[v2] Multiple crashes of the router pod before network stabilizes
Describe the bug Using a scripted two-site demonstration setup (script included below), the sites initialize but the router pods go into crash-loop-backoff and restart twice before the network finally stablizes.
How To Reproduce On a cluster, create namespaces demo-dmz-a and demo-dmz-b and run the provided setup script. Watch the pods and sites to observe crashes prior to network stabilization.
Expected behavior I expect the network to stabilize in an orderly fashion without seeing crash indications.
Environment details
- Skupper CLI: None used
- Skupper Operator (if applicable): head of the v2 branch
- Platform: openshift
Additional context The error seen in the router log prior to crashing:
2024-10-11 16:02:24.121816 +0000 ROUTER (critical) Router start-up failed: Python: CError: Configuration: Failed to configure TLS caCertFile '/etc/skupper-router-certs/skupper-site-server/ca.crt' from sslProfile 'skupper-site-server'
The script used to reproduce:
NS_PREFIX=demo
for i in dmz-a dmz-b; do
echo Create site $i in namespace ${NS_PREFIX}-$i
cat >temp <<EOF
apiVersion: skupper.io/v1alpha1
kind: Site
metadata:
name: $i
spec:
routerMode: "interior"
ha: false
---
apiVersion: skupper.io/v1alpha1
kind: RouterAccess
metadata:
name: $i-peer
spec:
generateTlsCredentials: true
issuer: skupper-site-ca
roles:
- name: inter-router
port: 55671
tlsCredentials: skupper-site-server
---
apiVersion: skupper.io/v1alpha1
kind: AccessGrant
metadata:
name: $i-grant
spec:
redemptionsAllowed: 10
expirationWindow: 1h
EOF
kubectl apply -n ${NS_PREFIX}-$i -f temp
echo Generating access token token-$i.yaml
kubectl wait --for=condition=ready accessgrant/$i-grant -n ${NS_PREFIX}-$i
kubectl get accessgrant $i-grant -n ${NS_PREFIX}-$i -o yaml > temp
URL=`cat temp | yq '.status.url'`
CODE=`cat temp | yq '.status.code'`
CA=`cat temp | yq -r '.status.ca' | awk '{ print " " $0 }'`
cat >token-$i.yaml <<EOF
apiVersion: skupper.io/v1alpha1
kind: AccessToken
metadata:
name: $i-token
spec:
url: ${URL}
code: ${CODE}
ca: |
${CA}
EOF
rm temp
echo
done
echo Link dmz-b to dmz-a
kubectl apply -f token-dmz-a.yaml -n ${NS_PREFIX}-dmz-b
For your convenience... Here is the cleanup script to un-do the above reproducer:
NS_PREFIX=demo
for i in dmz-a dmz-b;
do
kubectl delete accessgrant $i-grant -n ${NS_PREFIX}-$i
kubectl delete routeraccess $i-peer -n ${NS_PREFIX}-$i
kubectl delete site $i -n ${NS_PREFIX}-$i
rm token-$i.yaml
done
kubectl delete accesstoken dmz-a-token -n ${NS_PREFIX}-dmz-b
Possible root cause:
The router has a new behavior post-3.0.0 (I was running the latest in this test). SslProfiles now load the referenced certificate files immediately upon configuration. The old behavior was to load the certificates upon connection-startup for every new connection.
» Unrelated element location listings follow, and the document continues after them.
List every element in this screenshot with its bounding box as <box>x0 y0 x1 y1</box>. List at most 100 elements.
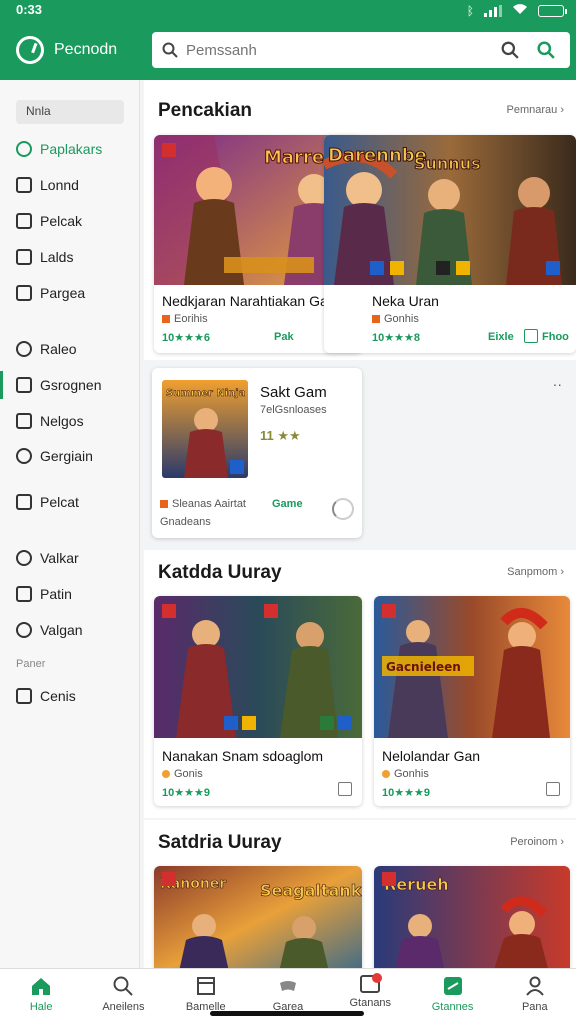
apps-icon <box>443 977 462 995</box>
game-card[interactable]: Gacnieleen Nelolandar Gan Gonhis 10★★★9 <box>374 596 570 806</box>
art-text: Summer Ninja <box>166 388 245 399</box>
nav-label: Aneilens <box>102 1001 145 1013</box>
box-icon <box>16 688 32 704</box>
status-icons: ᛒ <box>466 3 567 18</box>
section-pencakian: Pencakian Pemnarau › Marrek Nedkjaran Na… <box>144 80 576 360</box>
game-art: Rerueh <box>374 866 570 968</box>
notification-dot <box>372 973 383 983</box>
card-title: Nelolandar Gan <box>382 748 481 764</box>
signal-icon <box>484 4 502 17</box>
shield-icon <box>16 586 32 602</box>
app-logo-icon <box>16 36 44 64</box>
sidebar-item-nelgos[interactable]: Nelgos <box>16 409 84 433</box>
nav-label: Pana <box>521 1001 548 1013</box>
card-title: Nedkjaran Narahtiakan Garno <box>162 293 348 309</box>
voice-search-button[interactable] <box>532 36 560 64</box>
sidebar-item-pelcak[interactable]: Pelcak <box>16 209 82 233</box>
art-text: Seagaltank <box>260 881 362 900</box>
search-button[interactable] <box>496 36 524 64</box>
category-icon <box>372 315 380 323</box>
profile-icon <box>526 976 544 996</box>
sidebar-item-valkar[interactable]: Valkar <box>16 546 79 570</box>
sidebar-item-pargea[interactable]: Pargea <box>16 281 85 305</box>
sidebar-item-raleo[interactable]: Raleo <box>16 337 77 361</box>
square-icon <box>16 413 32 429</box>
category-icon <box>160 500 168 508</box>
status-bar: 0:33 ᛒ <box>0 0 576 22</box>
game-card[interactable]: Ranoner Seagaltank <box>154 866 362 968</box>
sidebar-item-label: Paplakars <box>40 141 103 157</box>
page-icon <box>16 285 32 301</box>
sidebar-item-label: Gergiain <box>40 448 93 464</box>
game-card-featured[interactable]: Summer Ninja Sakt Gam 7elGsnloases 11 ★★… <box>152 368 362 538</box>
circle-icon <box>16 448 32 464</box>
game-art: Summer Ninja <box>162 380 248 478</box>
game-art <box>154 596 362 738</box>
nav-label: Gtannes <box>431 1001 474 1013</box>
sidebar-item-paplakars[interactable]: Paplakars <box>16 137 102 161</box>
clock-icon <box>16 341 32 357</box>
section-more-link[interactable]: Sanpmom › <box>507 566 564 578</box>
sidebar-item-gsrognen[interactable]: Gsrognen <box>16 373 101 397</box>
section-satdria-uuray: Satdria Uuray Peroinom › Ranoner Seagalt… <box>144 820 576 968</box>
card-category: Gonis <box>174 768 203 780</box>
home-icon <box>32 978 51 995</box>
section-featured: Summer Ninja Sakt Gam 7elGsnloases 11 ★★… <box>144 362 576 548</box>
bluetooth-icon: ᛒ <box>466 3 474 18</box>
game-card[interactable]: Darennbe Sunnus Neka Uran Gonhis 10★★★8 … <box>324 135 576 353</box>
game-card[interactable]: Rerueh <box>374 866 570 968</box>
game-card[interactable]: Nanakan Snam sdoaglom Gonis 10★★★9 <box>154 596 362 806</box>
nav-item-home[interactable]: Hale <box>0 969 82 1024</box>
card-sub: Sleanas Aairtat <box>160 498 246 510</box>
home-indicator <box>210 1011 364 1016</box>
sidebar-item-cenis[interactable]: Cenis <box>16 684 76 708</box>
category-icon <box>162 315 170 323</box>
section-more-link[interactable]: Peroinom › <box>510 836 564 848</box>
sidebar-item-gergiain[interactable]: Gergiain <box>16 444 93 468</box>
notifications-icon <box>360 973 383 993</box>
game-art: Darennbe Sunnus <box>324 135 576 285</box>
sidebar-item-label: Lonnd <box>40 177 79 193</box>
sidebar-item-label: Patin <box>40 586 72 602</box>
card-rating: 11 ★★ <box>260 428 301 443</box>
bookmark-icon[interactable] <box>338 782 352 796</box>
sidebar-item-label: Lalds <box>40 249 74 265</box>
search-bar[interactable] <box>152 32 570 68</box>
library-icon <box>196 977 215 995</box>
app-name: Pecnodn <box>54 41 118 58</box>
bookmark-icon[interactable] <box>546 782 560 796</box>
sidebar-item-label: Pelcat <box>40 494 79 510</box>
search-icon <box>113 976 134 996</box>
section-katdda-uuray: Katdda Uuray Sanpmom › Nanakan Snam sdoa… <box>144 550 576 818</box>
tag-icon <box>16 550 32 566</box>
sidebar-section-label: Paner <box>16 658 46 670</box>
nav-item-apps[interactable]: Gtannes <box>411 969 493 1024</box>
more-options-icon[interactable]: ·· <box>553 376 562 392</box>
compass-icon <box>16 141 32 157</box>
loading-spinner-icon <box>332 498 354 520</box>
book-icon <box>16 213 32 229</box>
nav-item-search[interactable]: Aneilens <box>82 969 164 1024</box>
card-sub: 7elGsnloases <box>260 404 327 416</box>
section-more-link[interactable]: Pemnarau › <box>507 104 564 116</box>
card-extra: Gnadeans <box>160 516 211 528</box>
star-icon <box>162 770 170 778</box>
bookmark-icon[interactable] <box>524 329 538 343</box>
sidebar-filter[interactable]: Nnla <box>16 100 124 124</box>
card-title: Sakt Gam <box>260 384 327 401</box>
sidebar-selection-rail <box>0 371 3 399</box>
sidebar-item-lonnd[interactable]: Lonnd <box>16 173 79 197</box>
sidebar-item-patin[interactable]: Patin <box>16 582 72 606</box>
nav-label: Gtanans <box>349 997 392 1009</box>
card-rating: 10★★★9 <box>162 787 210 799</box>
nav-item-profile[interactable]: Pana <box>494 969 576 1024</box>
app-brand[interactable]: Pecnodn <box>16 36 117 64</box>
search-input[interactable] <box>186 41 488 59</box>
sidebar-item-lalds[interactable]: Lalds <box>16 245 73 269</box>
library-icon <box>16 177 32 193</box>
sidebar-item-valgan[interactable]: Valgan <box>16 618 83 642</box>
sidebar-item-pelcat[interactable]: Pelcat <box>16 490 79 514</box>
card-title: Nanakan Snam sdoaglom <box>162 748 324 764</box>
card-title: Neka Uran <box>372 293 439 309</box>
battery-icon <box>538 4 567 17</box>
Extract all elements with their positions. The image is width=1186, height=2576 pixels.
This means that before an sslProfile is created, all of its referenced files must already exist in the file system.
In Skupper, the config-sync module stores the current configuration, including slProfiles, in the router's config-map. When the router starts up, it will read the configuration mounted from that config-map as the initial configuration. The certificate files, however, are not mounted into the router container. They are copied at run-time into a shared file system by the config-sync container.
This means that there is a race condition at pod-startup. If the router reads its initial configuration before config-sync can store the certificate files, the router will shut down due to the incomplete configuration.
@ted-ross I believe this is fixed now, do you agree or are you still seeing issues?